Workplace Giving is NOT synonymous with United Way
There are really at least three different issues going on in the threads of the discussion about United Ways on the Chronicle of Philanthropy website, and I do think that it’s worthwhile to separate and identify them, because they are separate and distinct.
The three issues are:
1. Workplace giving as a viable means of non-profit fundraising.
2. The strategic change in direction undertaken by United Way six years ago.
3. How United Ways are perceived by others in the non-profit community.
Viability of Workplace Giving
Some of the discussion threads insinuate that workplace giving is a dinosaur and has no business in the current mix of non-profit fundraising vehicles.
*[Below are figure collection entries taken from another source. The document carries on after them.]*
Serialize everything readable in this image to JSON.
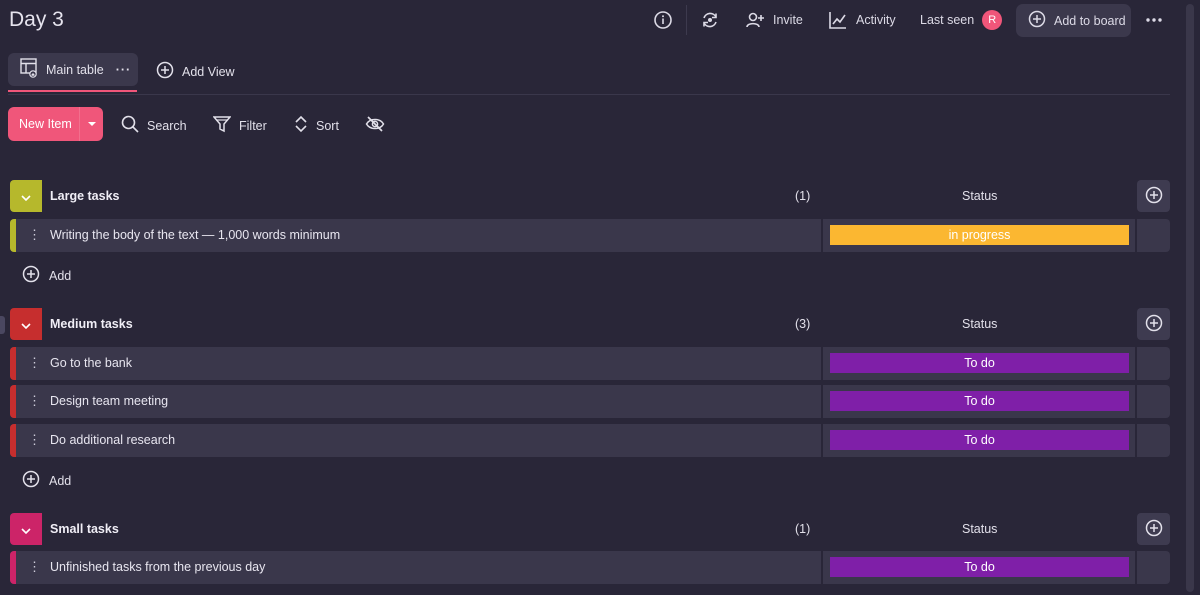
{
  "header": {
    "title": "Day 3",
    "invite_label": "Invite",
    "activity_label": "Activity",
    "last_seen_label": "Last seen",
    "avatar_initial": "R",
    "add_to_board_label": "Add to board"
  },
  "views": {
    "main_table_label": "Main table",
    "add_view_label": "Add View"
  },
  "toolbar": {
    "new_item_label": "New Item",
    "search_label": "Search",
    "filter_label": "Filter",
    "sort_label": "Sort"
  },
  "colors": {
    "accent": "#f0567a",
    "large": "#b6b82c",
    "medium": "#c62e2e",
    "small": "#cc2468",
    "status_in_progress": "#fbb731",
    "status_todo": "#7f1fa8"
  },
  "groups": [
    {
      "title": "Large tasks",
      "count": "(1)",
      "status_header": "Status",
      "add_label": "Add",
      "items": [
        {
          "name": "Writing the body of the text — 1,000 words minimum",
          "status": "in progress"
        }
      ]
    },
    {
      "title": "Medium tasks",
      "count": "(3)",
      "status_header": "Status",
      "add_label": "Add",
      "items": [
        {
          "name": "Go to the bank",
          "status": "To do"
        },
        {
          "name": "Design team meeting",
          "status": "To do"
        },
        {
          "name": "Do additional research",
          "status": "To do"
        }
      ]
    },
    {
      "title": "Small tasks",
      "count": "(1)",
      "status_header": "Status",
      "items": [
        {
          "name": "Unfinished tasks from the previous day",
          "status": "To do"
        }
      ]
    }
  ]
}
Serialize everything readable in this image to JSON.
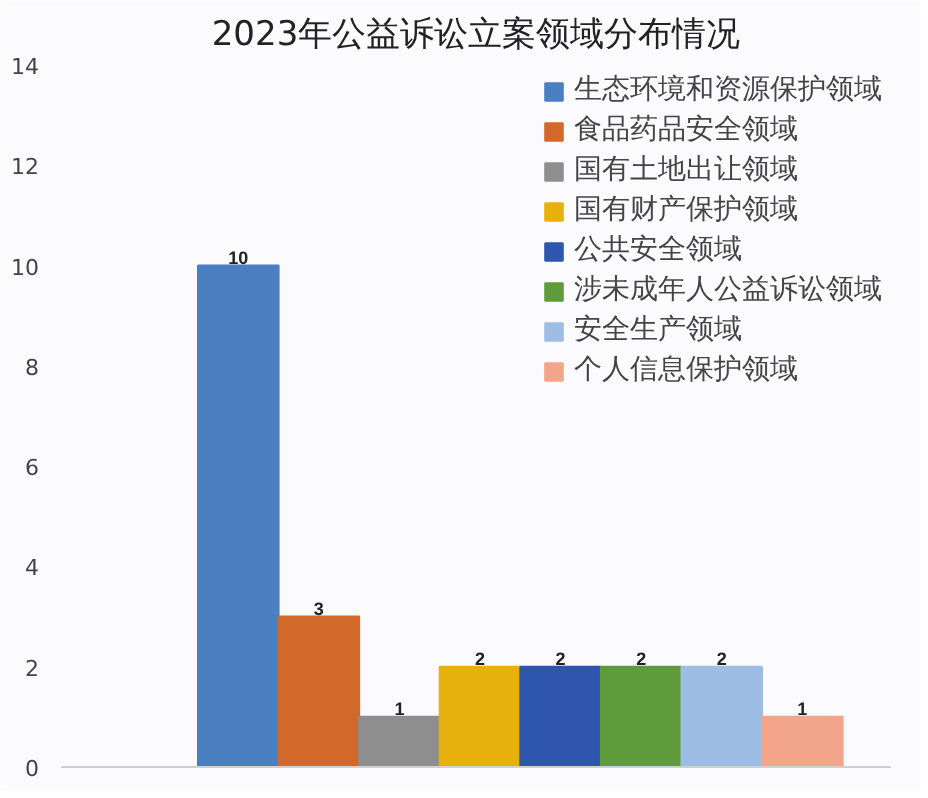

I vehemently disagree with that statement, because workplace giving when done well, such as with the Combined Federal Campaign (CFC) has continued to grow, and is and remains, the most donor friendly way for givers to contribute to charities they care about. Most non-profits profess being donor-centric, but what they really are: is non-profit (their own) centric. If you think about it, most of us who give, care about more than one issue, and using the CFC as the model:
CFC – The Most Donor Friendly Means of Donating to your Non-profit
If you stop and truly consider the charitable giving process from the donor’s perspective, not just the non-profit’s perspective, the CFC is the most donor friendly means of donating to any non-profit. The Federal public servant donor, with one pledge card and one transaction:
● Can donate to multiple charities with just one pledge.
● Gives money to the non-profit before it ever hits their checkbook.
● Accrues no interest charges from credit card donations.
● Makes a secure donation —their personal information is never on the Web, and government payroll systems are secure.
● Donors may remain anonymous if they wish — CFC anonymous donors are some of a nonprofits best supporters, and a majority of the CFC donors choose this option.
One of the unique features of workplace giving is the fact that it occurs in the workplace. This sounds rather obvious but what much of the non-profit sector has forgotten, (or never learned) is that this means that workplace giving is the only type of non-profit fundraising that is subsidized, high leverage, low risk fundraising. As an added bonus, the monies generated are unrestricted, reliable and predictable.
Given the intense interest in the non-profit sector about leadership development, there are other hidden benefits to workplace giving, namely that it provides the perfect training ground for actually developing leadership skills.
I will address the other two issues in subsequent posts.